Understanding the molecular mechanisms that contribute to dysregulated metabolism in diabetes is essential for developing effective prevention methods and discovering a cure. Over the past 10 years, substantial evidence supports the mitochondrial overload theory of overnutrition-induced metabolic dysregulation, including a specific role for dysregulated branched-chain amino acid (BCAA) metabolism. The goal here is to identify how acyl-CoA species derived from BCAA metabolism induce protein and histone modifications, and to assess how protein hyperacylation affects metabolic regulation in the setting of overnutrition. We recently discovered a class of highly reactive acyl-CoA species derived from leucine oxidation that modify enzymes involved in BCAA catabolism. We also uncovered a novel enzymatic activity of the mitochondrial sirtuin SIRT4 to remove these modifications, thereby regulating leucine catabolic flux. These discoveries define a new paradigm of protein acylation and deacylation, and identify an unexpected level of control over BCAA metabolism and nutrient homeostasis. In this project, we will build upon these findings and focus on the following Specific Aims: 1) To determine how alterations in nutrient flux lead to changes in mitochondrial protein acylation; 2) To determine the consequence of mitochondrial protein hyperacylation on BCAA enzyme function in the setting of over-nutrition; and 3) To determine how metabolites derived from nutrient metabolism are sensed and integrated into the epigenome. Together, these studies combine a comprehensive experimental design and an innovative conceptual framework in order to determine how intermediary metabolites derived from central carbon metabolism drive specific nutrient-sensing responses. Furthermore, this study will build a foundation of knowledge to further how these pathways contribute to the pathophysiology of diabetes. Ultimately, these studies will deepen our understanding of emergent, novel metabolic control mechanisms, and have the potential to inform the development of new therapies and prevention methods.
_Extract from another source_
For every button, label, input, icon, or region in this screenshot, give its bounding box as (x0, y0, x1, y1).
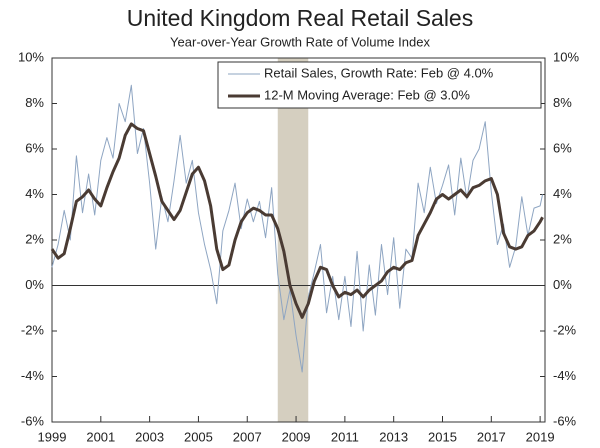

了解导致糖尿病代谢失调的分子机制对于开发有效的预防方法和发现治疗方法至关重要。在过去的10年里，大量证据支持线粒体超载理论，即营养过剩导致代谢失调，包括支链氨基酸（BCAA）代谢失调的特殊作用。本研究的目的是确定源自BCAA代谢的酰基辅酶a物种如何诱导蛋白质和组蛋白修饰，并评估蛋白质高酰化如何影响营养过剩情况下的代谢调节。我们最近发现了一类由亮氨酸氧化产生的高活性酰基辅酶a，它们修饰了参与BCAA分解代谢的酶。我们还发现了线粒体sirtuin SIRT4的一种新的酶活性，可以去除这些修饰，从而调节亮氨酸分解代谢通量。这些发现定义了蛋白质酰化和去酰化的新范式，并确定了对BCAA代谢和营养稳态的意外控制水平。在本项目中，我们将以这些发现为基础，重点关注以下具体目标：1)确定营养通量的改变如何导致线粒体蛋白酰化的变化；2)研究营养过度情况下线粒体蛋白高酰化对BCAA酶功能的影响；3)确定来自营养代谢的代谢物如何被感知并整合到表观基因组中。总之，这些研究结合了一个全面的实验设计和一个创新的概念框架，以确定来自中心碳代谢的中间代谢物如何驱动特定的营养感应反应。此外，本研究将为进一步了解这些途径如何促进糖尿病的病理生理奠定基础。最终，这些研究将加深我们对新兴的、新的代谢控制机制的理解，并有可能为开发新的治疗和预防方法提供信息。